SpeechMark Newsletter February 2021

SpeechMark Newsletter

Announcing SpeechMark MATLAB Toolbox Version 1.3.
This updates certain SpeechMark functionality that is only available through the toolbox. It does not affect other SpeechMark products.

New and Enhanced Toolbox Functionality
Strings come to SpeechMark at last! We have updated our entire library to allow you to specify strings as input arguments, such as age/gender or filename. This especially affects the high-level functions such as landmarks, vowel_segs_std, and lm_vowelarea, which permit filenames (and arrays of filenames) as input arguments. However, SpeechMark functions do not produce strings in their returned results, and character arrays are still supported, so any existing code will continue to work as-is.

Bug Fixes
We have also made updates and fixes to some of our internal functions, especially suppressing inappropriate warnings when computing F0 and related voicing measures.

SpeechMark uses fuzzy logic in much of its processing. In the coding world, logical normally means exactly true or false, yes or no, 1 or 0. Fuzzy logic, however, is imprecise and subjective, expressing the “degree of membership” in a set or the degree to which a condition is true. This is always a value between 0 and 1, with 0 indicating no membership at all and 1 indicating full membership.

SpeechMark uses what’s called first-order fuzzy logic.
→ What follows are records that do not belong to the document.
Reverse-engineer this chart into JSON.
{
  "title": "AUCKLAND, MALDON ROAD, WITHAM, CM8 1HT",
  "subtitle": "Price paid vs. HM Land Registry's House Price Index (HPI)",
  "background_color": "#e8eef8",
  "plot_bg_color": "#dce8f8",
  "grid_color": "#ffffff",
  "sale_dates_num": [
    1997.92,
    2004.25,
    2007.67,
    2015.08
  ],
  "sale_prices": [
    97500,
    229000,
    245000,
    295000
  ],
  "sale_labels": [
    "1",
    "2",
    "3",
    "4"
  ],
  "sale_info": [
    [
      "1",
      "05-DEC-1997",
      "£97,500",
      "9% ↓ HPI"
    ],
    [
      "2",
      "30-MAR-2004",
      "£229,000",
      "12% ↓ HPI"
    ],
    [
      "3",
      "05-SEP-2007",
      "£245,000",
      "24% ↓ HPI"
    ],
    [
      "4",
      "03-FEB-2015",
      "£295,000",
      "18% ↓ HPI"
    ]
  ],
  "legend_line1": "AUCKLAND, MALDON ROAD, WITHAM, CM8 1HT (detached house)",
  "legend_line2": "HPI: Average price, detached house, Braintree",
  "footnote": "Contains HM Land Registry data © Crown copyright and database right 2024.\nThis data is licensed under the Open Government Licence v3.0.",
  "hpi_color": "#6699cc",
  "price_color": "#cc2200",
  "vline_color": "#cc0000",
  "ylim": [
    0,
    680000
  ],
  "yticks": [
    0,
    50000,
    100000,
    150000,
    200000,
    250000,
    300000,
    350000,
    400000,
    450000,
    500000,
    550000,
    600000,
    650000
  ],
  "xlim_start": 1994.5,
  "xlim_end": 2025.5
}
For example, the “strength” component of a landmark is the (fuzzy) degree to which a landmark is present. (Well, almost: SpeechMark often multiplies the strength by -1, so be sure to use the absolute value if you want to work with the fuzzy degree.) In the MATLAB toolbox, functions that return fuzzy values are named deg_*, such as deg_sigsgram, deg_voicedhnr, and even deg_speech.

SpeechMark focuses on the physics and neurophysiology of speech production, which is an objective domain. One could, for example, visually determine whether the vocal folds are moving to produce glottal pulses.

However, SpeechMark analyzes acoustic signals. This is sometimes subjective, because it may be a matter of judgement whether, say, vocal-fold motion can be inferred from an acoustic signal, and how firmly. The degree of voicing produced by several of our deg_voiced* functions captures various parts of this imprecision: specifically local evidence from periodic motion, or specifically including various acoustic measures such as nearby landmarks or the local harmonics/ noise ratio HNR.

Using fuzzy logic often entails combining fuzzy measures (of membership in some set of interest) with the fuzzy analogs of the usual logical operators: And, Or, Not, and others. The first two have reassuringly simple rules: From two fuzzy variables A and B whose degrees are a and b, the degree to which both A and B are in the set (i.e., A And B) is just the smaller of a and b, Min(a,b). Likewise, the degree to which at least one is in the set (A Or B) is the larger of the two, Max(a,b).

Where does this appear in SpeechMark? An example is landmark strength. Landmarks are defined by big-enough peaks of energy change that occur simultaneously in at least three spectral bands. Each peak is given a degree to which it is “big enough”, and the landmark’s strength is the third-highest of these. Why the third highest? Because the landmark is defined by the presence of a peak in the strongest band and a peak in the second-strongest and a peak in a third-strongest. (“A chain is only a strong as its weakest link.”)

SpeechMark is cautious using Not. You might be tempted to think that if False corresponds to 0 and True to 1, then the degree of Not A must be 1-(degree of A). But 1-x isn’t the only function that converts 1 to 0 and vice versa. Different versions of fuzzy logic adopt different definitions of Not. (If you work in the Math Department, think of t-norms or negators. The rest of us will be thinking of speech production.) In speech production, the degree to which the acoustic evidence for, say, voicing is strong might not be the degree to which that same evidence for Not-voicing (non-voicing) is weak. The evidence may simply be incomplete (voicing Or Non-voicing < 1) or ambiguous (voicing Or Non-voicing > 1).

So much for today’s math lesson! There may be a quiz in the morning.